Beyond the symbol, Emmanuel Macron comes to speak before the MEPs in a very supervised format, in theory limited to fifteen minutes, and as head of state of the country which chairs the Council of the EU. If the French president should not repeat his founding speech from the Sorbonne in 2017, he could outline the major European projects: energy independence, technological sovereignty, common defense and enlargement of the Union.

This day also marks the end of the Conference on the Future of Europe, a gigantic consultation of European citizens carried out over a year. The result is 325 concrete proposals, formulated by the Europeans themselves. The Parliament of Strasbourg has already taken up their conclusions to ask for more democracy within the European institutions and this unprecedented democratic exercise could serve as a basis for changes in Europe.

“For Europe to move, three things must be brought together: ideas, circumstances, and politicians to carry them, continues Sébastien Maillard. The war in Ukraine and the pandemic have brought the circumstances; the Conference on the he future of Europe gives ideas; and the re-election of Emmanuel Macron, alongside Olaf Scholz, Mario Draghi and Mark Rutte, gives a pro-European dynamic to the continent. The speech of May 9 can make this breath felt .”

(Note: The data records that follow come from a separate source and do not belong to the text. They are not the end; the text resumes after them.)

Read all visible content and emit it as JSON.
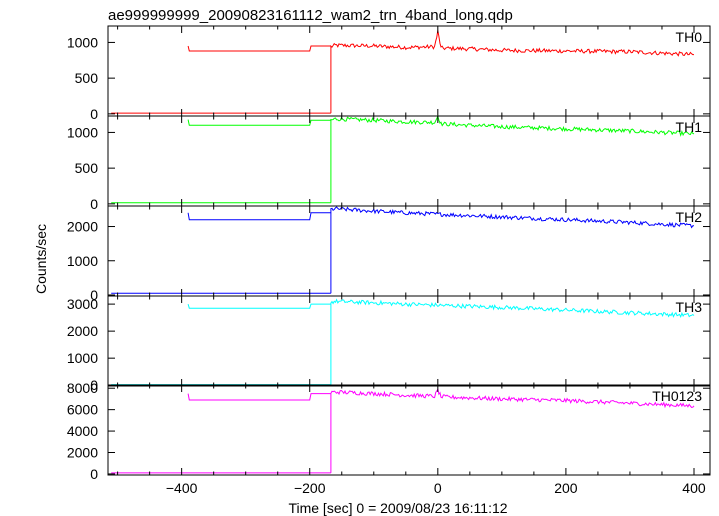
{
  "chart_data": {
    "type": "line",
    "title": "ae999999999_20090823161112_wam2_trn_4band_long.qdp",
    "xlabel": "Time [sec] 0 = 2009/08/23 16:11:12",
    "ylabel": "Counts/sec",
    "xlim": [
      -515,
      425
    ],
    "x_ticks": [
      -400,
      -200,
      0,
      200,
      400
    ],
    "grid": false,
    "legend": "per-panel label, top-right",
    "panels": [
      {
        "label": "TH0",
        "color": "#ff0000",
        "ylim": [
          -30,
          1230
        ],
        "y_ticks": [
          0,
          500,
          1000
        ],
        "series": [
          {
            "x": [
              -510,
              -167
            ],
            "y": [
              10,
              10
            ]
          },
          {
            "x": [
              -390,
              -388,
              -200,
              -198,
              -167
            ],
            "y": [
              950,
              880,
              880,
              950,
              950
            ]
          },
          {
            "x": [
              -167,
              -160,
              -100,
              -50,
              -5,
              0,
              5,
              50,
              100,
              200,
              300,
              400
            ],
            "y": [
              940,
              960,
              950,
              930,
              940,
              1150,
              920,
              910,
              890,
              880,
              870,
              830
            ]
          }
        ]
      },
      {
        "label": "TH1",
        "color": "#00ff00",
        "ylim": [
          -30,
          1230
        ],
        "y_ticks": [
          0,
          500,
          1000
        ],
        "series": [
          {
            "x": [
              -510,
              -167
            ],
            "y": [
              15,
              15
            ]
          },
          {
            "x": [
              -390,
              -388,
              -200,
              -198,
              -167
            ],
            "y": [
              1180,
              1100,
              1100,
              1170,
              1170
            ]
          },
          {
            "x": [
              -167,
              -160,
              -100,
              -50,
              -5,
              0,
              5,
              50,
              100,
              200,
              300,
              400
            ],
            "y": [
              1170,
              1190,
              1170,
              1150,
              1140,
              1230,
              1120,
              1100,
              1080,
              1050,
              1020,
              980
            ]
          }
        ]
      },
      {
        "label": "TH2",
        "color": "#0000ff",
        "ylim": [
          -30,
          2600
        ],
        "y_ticks": [
          0,
          1000,
          2000
        ],
        "series": [
          {
            "x": [
              -510,
              -167
            ],
            "y": [
              50,
              50
            ]
          },
          {
            "x": [
              -390,
              -388,
              -200,
              -198,
              -167
            ],
            "y": [
              2400,
              2200,
              2200,
              2400,
              2400
            ]
          },
          {
            "x": [
              -167,
              -160,
              -100,
              -50,
              0,
              50,
              100,
              200,
              300,
              400
            ],
            "y": [
              2500,
              2520,
              2450,
              2400,
              2360,
              2320,
              2280,
              2200,
              2120,
              2020
            ]
          }
        ]
      },
      {
        "label": "TH3",
        "color": "#00ffff",
        "ylim": [
          -30,
          3300
        ],
        "y_ticks": [
          0,
          1000,
          2000,
          3000
        ],
        "series": [
          {
            "x": [
              -510,
              -167
            ],
            "y": [
              20,
              20
            ]
          },
          {
            "x": [
              -390,
              -388,
              -200,
              -198,
              -167
            ],
            "y": [
              3000,
              2850,
              2850,
              3000,
              3000
            ]
          },
          {
            "x": [
              -167,
              -160,
              -100,
              -50,
              0,
              50,
              100,
              200,
              300,
              400
            ],
            "y": [
              3070,
              3100,
              3050,
              3000,
              2960,
              2920,
              2880,
              2780,
              2680,
              2580
            ]
          }
        ]
      },
      {
        "label": "TH0123",
        "color": "#ff00ff",
        "ylim": [
          -100,
          8300
        ],
        "y_ticks": [
          0,
          2000,
          4000,
          6000,
          8000
        ],
        "series": [
          {
            "x": [
              -510,
              -167
            ],
            "y": [
              100,
              100
            ]
          },
          {
            "x": [
              -390,
              -388,
              -200,
              -198,
              -167
            ],
            "y": [
              7500,
              6900,
              6900,
              7500,
              7500
            ]
          },
          {
            "x": [
              -167,
              -160,
              -100,
              -50,
              -5,
              0,
              5,
              50,
              100,
              200,
              300,
              400
            ],
            "y": [
              7600,
              7650,
              7500,
              7350,
              7250,
              7800,
              7200,
              7100,
              7000,
              6850,
              6600,
              6350
            ]
          }
        ]
      }
    ]
  }
}
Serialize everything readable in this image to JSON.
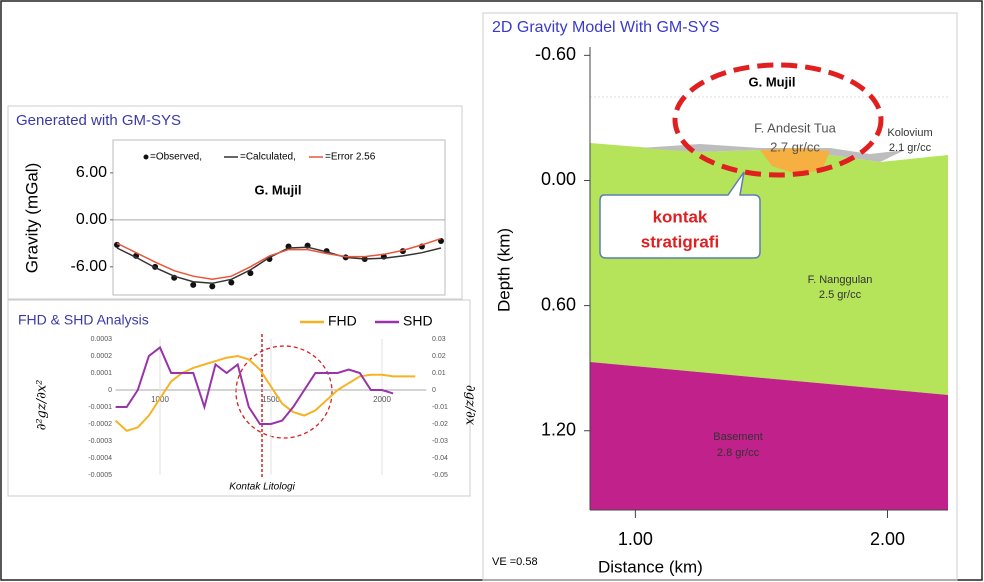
{
  "chart_data": [
    {
      "type": "line",
      "title": "Generated with GM-SYS",
      "ylabel": "Gravity (mGal)",
      "annotation": "G. Mujil",
      "categories": [
        null,
        null,
        null,
        null,
        null,
        null,
        null,
        null,
        null,
        null,
        null,
        null,
        null,
        null,
        null,
        null,
        null,
        null
      ],
      "ylim": [
        -9.6,
        10.2
      ],
      "yticks": [
        {
          "value": 6,
          "label": "6.00"
        },
        {
          "value": 0,
          "label": "0.00"
        },
        {
          "value": -6,
          "label": "-6.00"
        }
      ],
      "series": [
        {
          "name": "=Observed,",
          "color": "#111111",
          "style": "dots",
          "values": [
            -3.2,
            -4.6,
            -6.0,
            -7.4,
            -8.3,
            -8.5,
            -8.0,
            -6.8,
            -5.0,
            -3.4,
            -3.3,
            -4.0,
            -4.8,
            -5.0,
            -4.7,
            -4.0,
            -3.4,
            -2.7
          ]
        },
        {
          "name": "=Calculated,",
          "color": "#333333",
          "style": "line",
          "values": [
            -3.6,
            -4.8,
            -6.1,
            -7.2,
            -7.9,
            -8.1,
            -7.6,
            -6.4,
            -4.8,
            -3.6,
            -3.5,
            -4.1,
            -4.8,
            -5.0,
            -4.9,
            -4.6,
            -4.2,
            -3.6
          ]
        },
        {
          "name": "=Error 2.56",
          "color": "#e8553a",
          "style": "line",
          "values": [
            -3.0,
            -4.2,
            -5.4,
            -6.5,
            -7.2,
            -7.6,
            -7.2,
            -6.0,
            -4.6,
            -3.8,
            -3.8,
            -4.3,
            -4.7,
            -4.7,
            -4.4,
            -3.9,
            -3.2,
            -2.4
          ]
        }
      ]
    },
    {
      "type": "line",
      "title": "FHD & SHD Analysis",
      "ylabel": "∂²gz/∂x²",
      "y2label": "∂gz/∂x",
      "annotation": "Kontak Litologi",
      "x": [
        800,
        850,
        900,
        950,
        1000,
        1050,
        1100,
        1150,
        1200,
        1250,
        1300,
        1350,
        1400,
        1450,
        1500,
        1550,
        1600,
        1650,
        1700,
        1750,
        1800,
        1850,
        1900,
        1950,
        2000,
        2050,
        2100,
        2150
      ],
      "xlim": [
        800,
        2200
      ],
      "xticks": [
        1000,
        1500,
        2000
      ],
      "ylim": [
        -0.0005,
        0.0003
      ],
      "yticks": [
        0.0003,
        0.0002,
        0.0001,
        0,
        -0.0001,
        -0.0002,
        -0.0003,
        -0.0004,
        -0.0005
      ],
      "y2lim": [
        -0.05,
        0.03
      ],
      "y2ticks": [
        0.03,
        0.02,
        0.01,
        0,
        -0.01,
        -0.02,
        -0.03,
        -0.04,
        -0.05
      ],
      "series": [
        {
          "name": "FHD",
          "color": "#f5b324",
          "axis": "y2",
          "values": [
            -0.018,
            -0.024,
            -0.022,
            -0.015,
            -0.005,
            0.005,
            0.01,
            0.013,
            0.015,
            0.017,
            0.019,
            0.02,
            0.018,
            0.012,
            0.002,
            -0.008,
            -0.013,
            -0.015,
            -0.012,
            -0.006,
            0,
            0.004,
            0.008,
            0.009,
            0.009,
            0.008,
            0.008,
            0.008
          ]
        },
        {
          "name": "SHD",
          "color": "#9933aa",
          "values": [
            -0.0001,
            -0.0001,
            0,
            0.0002,
            0.00025,
            0.0001,
            0.0001,
            0.0001,
            -0.0001,
            0.00015,
            0.0001,
            0.00015,
            -0.0001,
            -0.0002,
            -0.0002,
            -0.00018,
            -0.0001,
            0,
            0.0001,
            0.0001,
            0.0001,
            0.00012,
            0.0001,
            0,
            0,
            -2e-05,
            null,
            null
          ]
        }
      ]
    },
    {
      "type": "section",
      "title": "2D Gravity Model With GM-SYS",
      "xlabel": "Distance (km)",
      "ylabel": "Depth (km)",
      "note": "VE =0.58",
      "xlim": [
        0.82,
        2.24
      ],
      "xticks": [
        {
          "value": 1,
          "label": "1.00"
        },
        {
          "value": 2,
          "label": "2.00"
        }
      ],
      "ylim": [
        -0.64,
        1.58
      ],
      "y_inverted": true,
      "yticks": [
        {
          "value": -0.6,
          "label": "-0.60"
        },
        {
          "value": 0,
          "label": "0.00"
        },
        {
          "value": 0.6,
          "label": "0.60"
        },
        {
          "value": 1.2,
          "label": "1.20"
        }
      ],
      "labels": {
        "peak": "G. Mujil",
        "andesit": "F. Andesit Tua",
        "andesit_density": "2.7 gr/cc",
        "kolovium": "Kolovium",
        "kolovium_density": "2.1 gr/cc",
        "nanggulan": "F. Nanggulan",
        "nanggulan_density": "2.5 gr/cc",
        "basement": "Basement",
        "basement_density": "2.8 gr/cc",
        "callout_1": "kontak",
        "callout_2": "stratigrafi"
      }
    }
  ]
}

Macron and Scholz, soon together in kyiv?

Another symbol of this day, Emmanuel Macron will fly to Berlin at the end of his speech before the European Parliament, for his first trip abroad as re-elected president. A way of recalling the existential importance of the Franco-German axis in the European project, while war is brewing again at the borders of the EU.

Ukraine will also be central during the meeting with Olaf Scholz. The French president resumed dialogue with Vladimir Putin with a call lasting more than 2 hours on Tuesday, May 3, after a long diplomatic interruption due, in part, to the French presidential election. The idea of ​​a Franco-German trip to kyiv has been floating around since the re-election of Emmanuel Macron. But Berlin, like Paris, believes that they need a concrete message to bring to President Zelensky, on arms deliveries, the embargo on Russian hydrocarbons or… Ukraine’s accession to the European Union.